The idea of F1 was thought of in 1946, but the first race was not until 1950 at Silverstone. At this time, there were teams such as Alfa Romeo, Ferrari, Mercedes-Benz and Maserati. From day 1, F1 was a dangerous sport and particularly in the early days, many drivers died due to lack of protection, car fires and large crashes.
The 1950’s and 60's saw individuals such as Sir Jackie Stewart, Sir Stirling Moss and Graham Hill starting their racing careers. This particular trio are considered as the legends that many young drivers still look up to today.
In the 1970's Bernie Eccelstone arrived on the scene transforming F1 into a billion-dollar business. Bernie bought the Brabham team and received a seat on the Formula One Constructers Association (FOCA), which he would eventually develop into Formula One Management, the company that currently owns and maintains the sport. This century was also famous for the infamous duel in 1976 between Austria’s Niki Lauda and Britain’s James Hunt. Lauda almost died in an 800 degree inferno at Nurburgring whilst trying to beat Hunt. Despite his efforts, Hunt won the championship by just 1 point.
The 80’s and 90’s were two of the most popular centuries of F1 and will forever remembered for the intense rivalry between Brazil’s Ayrton Senna and France’s Alain Prost. The competitive duo were teammates at McLaren-Honda for 5 years, sending Team Principal Ron Dennis to breaking point as he attempted to be the mediator. In January 1994, Senna moved to Williams and only completed 2 race weekends before being killed in a high impact crash at Tamburello Curve during the San Marino Grand Prix. Despite their bitter rivalry, Prost was first to show his respects to his old teammate, both immediately after the incident and at Senna’s funeral.

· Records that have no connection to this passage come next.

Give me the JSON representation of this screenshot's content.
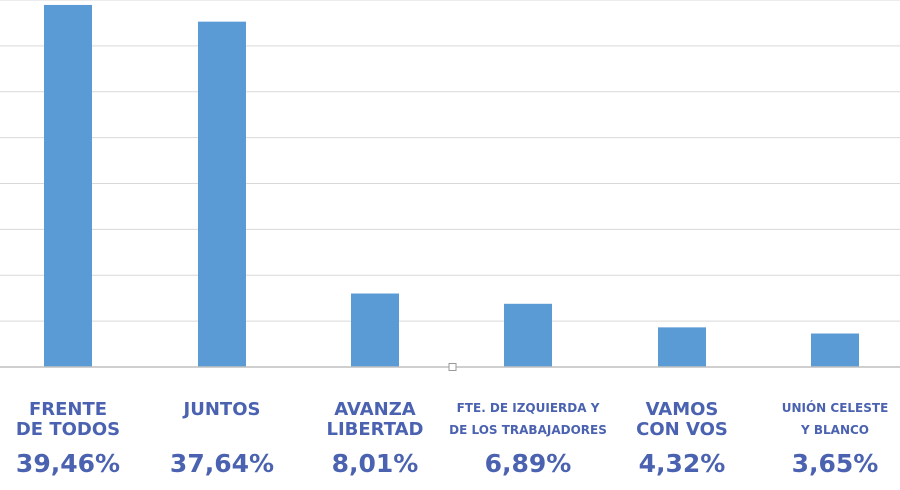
{
  "chart_data": {
    "type": "bar",
    "categories": [
      [
        "FRENTE",
        "DE TODOS"
      ],
      [
        "JUNTOS"
      ],
      [
        "AVANZA",
        "LIBERTAD"
      ],
      [
        "FTE. DE IZQUIERDA Y",
        "DE LOS TRABAJADORES"
      ],
      [
        "VAMOS",
        "CON VOS"
      ],
      [
        "UNIÓN CELESTE",
        "Y BLANCO"
      ]
    ],
    "values": [
      39.46,
      37.64,
      8.01,
      6.89,
      4.32,
      3.65
    ],
    "value_labels": [
      "39,46%",
      "37,64%",
      "8,01%",
      "6,89%",
      "4,32%",
      "3,65%"
    ],
    "ylim": [
      0,
      40
    ],
    "grid": true,
    "bar_color": "#5b9bd5",
    "grid_color": "#d9d9d9",
    "axis_color": "#bfbfbf",
    "label_color": "#4a62b0"
  }
}
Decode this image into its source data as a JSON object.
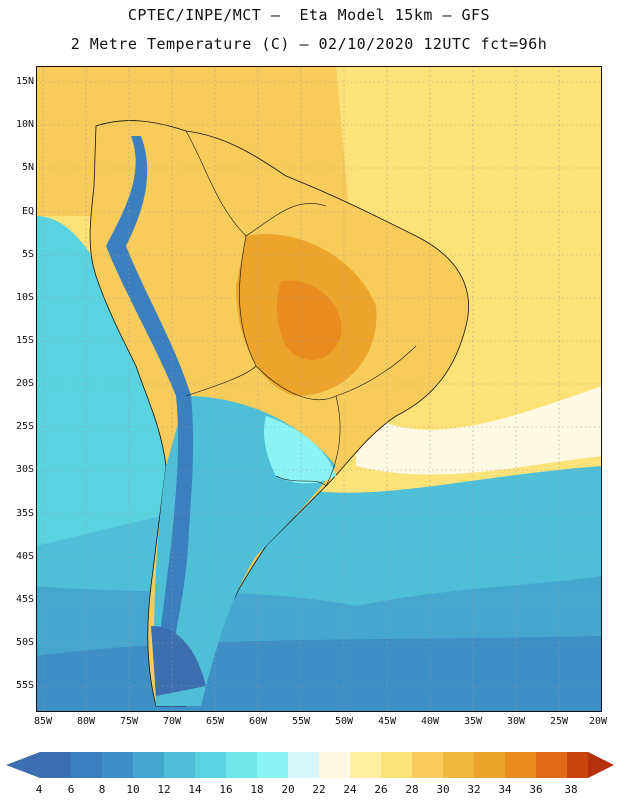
{
  "title_line1": "CPTEC/INPE/MCT –  Eta Model 15km – GFS",
  "title_line2": "2 Metre Temperature (C) – 02/10/2020 12UTC fct=96h",
  "lat_labels": [
    "15N",
    "10N",
    "5N",
    "EQ",
    "5S",
    "10S",
    "15S",
    "20S",
    "25S",
    "30S",
    "35S",
    "40S",
    "45S",
    "50S",
    "55S"
  ],
  "lon_labels": [
    "85W",
    "80W",
    "75W",
    "70W",
    "65W",
    "60W",
    "55W",
    "50W",
    "45W",
    "40W",
    "35W",
    "30W",
    "25W",
    "20W"
  ],
  "colorbar": {
    "labels": [
      "4",
      "6",
      "8",
      "10",
      "12",
      "14",
      "16",
      "18",
      "20",
      "22",
      "24",
      "26",
      "28",
      "30",
      "32",
      "34",
      "36",
      "38"
    ],
    "colors": [
      "#3d6fb0",
      "#3b7fbe",
      "#3e8fc6",
      "#45a6d0",
      "#4fbfd8",
      "#59d3df",
      "#6ee6ea",
      "#8bf3f4",
      "#d9f6fb",
      "#fdf9e3",
      "#fdf0a0",
      "#fde27a",
      "#f8cc5a",
      "#f0b83c",
      "#eda42a",
      "#e88c1f",
      "#df6a17",
      "#c84510",
      "#b3310c"
    ]
  }
}
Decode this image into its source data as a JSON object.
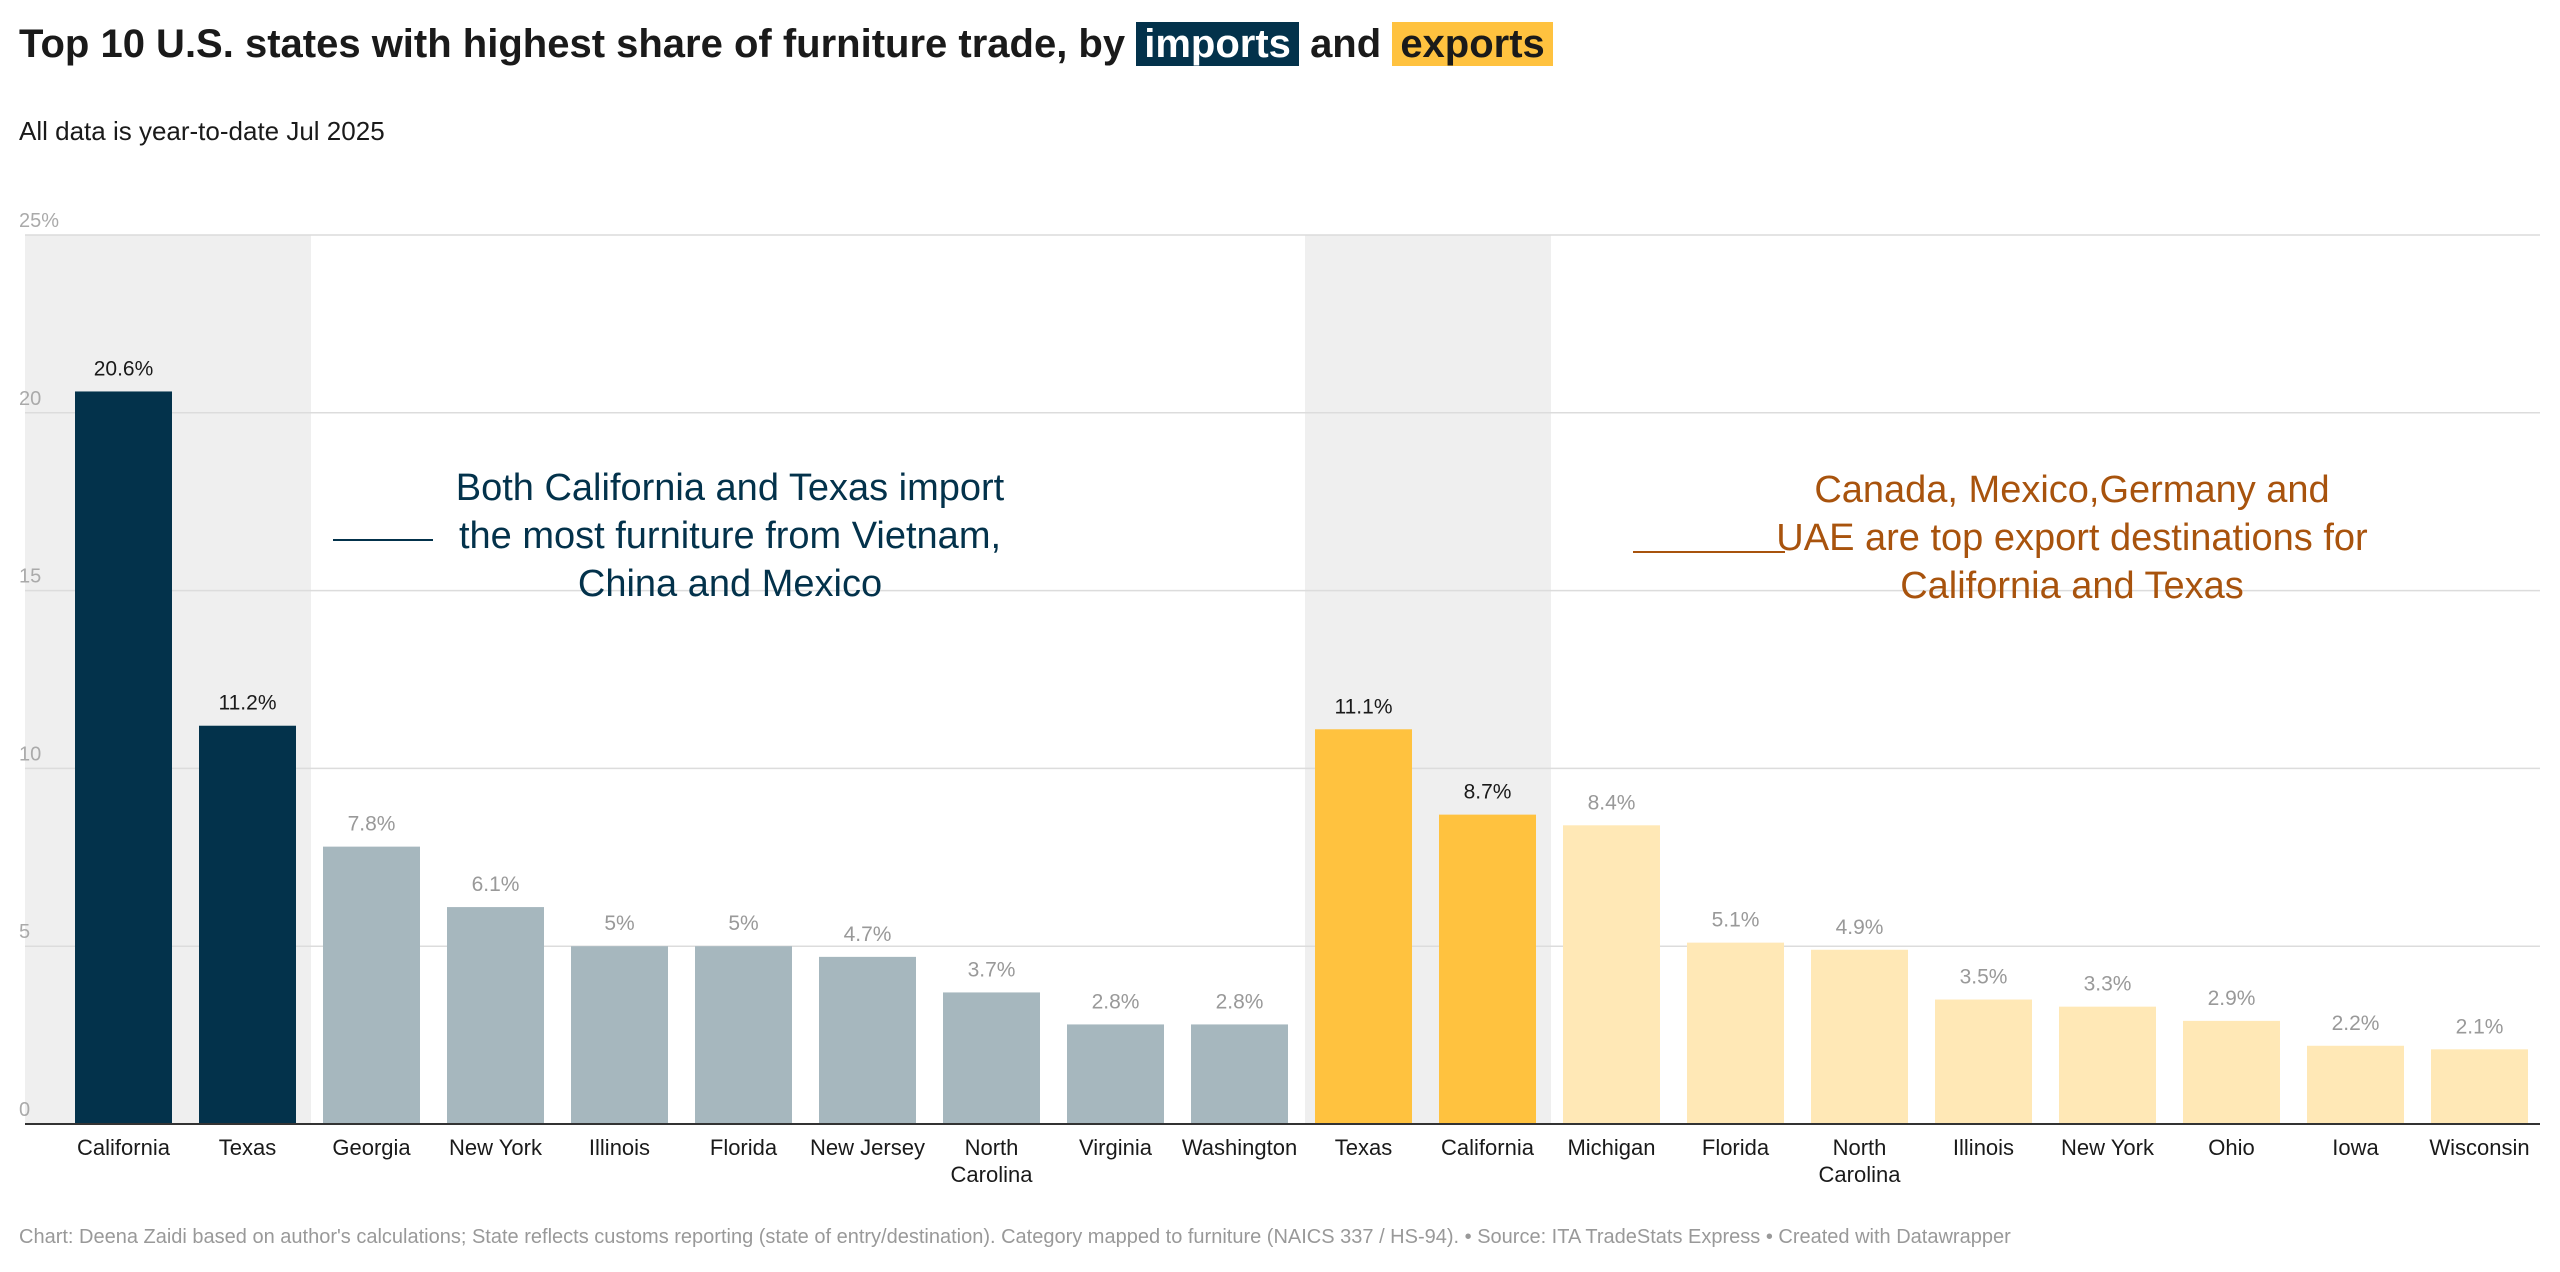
{
  "title": {
    "prefix": "Top 10 U.S. states with highest share of furniture trade, by",
    "imports_word": "imports",
    "and_word": "and",
    "exports_word": "exports"
  },
  "subtitle": "All data is year-to-date Jul 2025",
  "colors": {
    "import_highlight": "#03324b",
    "import_other": "#a6b7be",
    "export_highlight": "#ffc23f",
    "export_other": "#ffe8b6",
    "band": "#efefef",
    "import_annotation": "#03324b",
    "export_annotation": "#a8530d"
  },
  "annotations": {
    "imports": "Both California and Texas import the most furniture from Vietnam, China and Mexico",
    "exports": "Canada, Mexico,Germany and UAE are top export destinations for California and Texas"
  },
  "footer": "Chart: Deena Zaidi based on author's calculations; State reflects customs reporting (state of entry/destination). Category mapped to furniture (NAICS 337 / HS-94).  • Source: ITA TradeStats Express • Created with Datawrapper",
  "chart_data": {
    "type": "bar",
    "title": "Top 10 U.S. states with highest share of furniture trade, by imports and exports",
    "xlabel": "",
    "ylabel": "",
    "ylim": [
      0,
      25
    ],
    "yticks": [
      0,
      5,
      10,
      15,
      20,
      25
    ],
    "ytick_labels": [
      "0",
      "5",
      "10",
      "15",
      "20",
      "25%"
    ],
    "grid": true,
    "series": [
      {
        "name": "imports",
        "categories": [
          "California",
          "Texas",
          "Georgia",
          "New York",
          "Illinois",
          "Florida",
          "New Jersey",
          "North Carolina",
          "Virginia",
          "Washington"
        ],
        "values": [
          20.6,
          11.2,
          7.8,
          6.1,
          5,
          5,
          4.7,
          3.7,
          2.8,
          2.8
        ],
        "labels": [
          "20.6%",
          "11.2%",
          "7.8%",
          "6.1%",
          "5%",
          "5%",
          "4.7%",
          "3.7%",
          "2.8%",
          "2.8%"
        ],
        "highlighted": [
          true,
          true,
          false,
          false,
          false,
          false,
          false,
          false,
          false,
          false
        ]
      },
      {
        "name": "exports",
        "categories": [
          "Texas",
          "California",
          "Michigan",
          "Florida",
          "North Carolina",
          "Illinois",
          "New York",
          "Ohio",
          "Iowa",
          "Wisconsin"
        ],
        "values": [
          11.1,
          8.7,
          8.4,
          5.1,
          4.9,
          3.5,
          3.3,
          2.9,
          2.2,
          2.1
        ],
        "labels": [
          "11.1%",
          "8.7%",
          "8.4%",
          "5.1%",
          "4.9%",
          "3.5%",
          "3.3%",
          "2.9%",
          "2.2%",
          "2.1%"
        ],
        "highlighted": [
          true,
          true,
          false,
          false,
          false,
          false,
          false,
          false,
          false,
          false
        ]
      }
    ]
  }
}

The 21st Century (2000 - present) has and continues to be an incredible era for F1 due to the talent, nail-biting battles and technological advances that the sport is blessed with. The legendary Michael Schumacher is the most well known driver, winning 7 Drivers’ Championships, 5 of which were back to back titles. In 2005, Fernando Alonso joined the sport, becoming the youngest ever double World Champion, winning the 2005 and 2006 titles, ending Ferrari’s domination. The 2008 finale in Brazil was one of the most tense in F1 history, with local hero Felipe Massa winning the championship for 30 seconds before having it taken away from him by Britain’s Lewis Hamilton as a result of a vital pass at the last corner. 2012 was a special year for F1, with 6 World Champions on the grid, the most in the sport’s history.
In recent years, technological advances have changed both the look and sound of Formula 1. Despite this, the world champions have continued to set new records, with both Sebastian Vettel and Lewis Hamilton on the verge of becoming the most successful driver in the history of the sport, overhauling the likes of Juan Manuel Fangio and Michael Schumacher.
No matter who's on the grid, Formula 1 continues to excite and unite audiences around the world.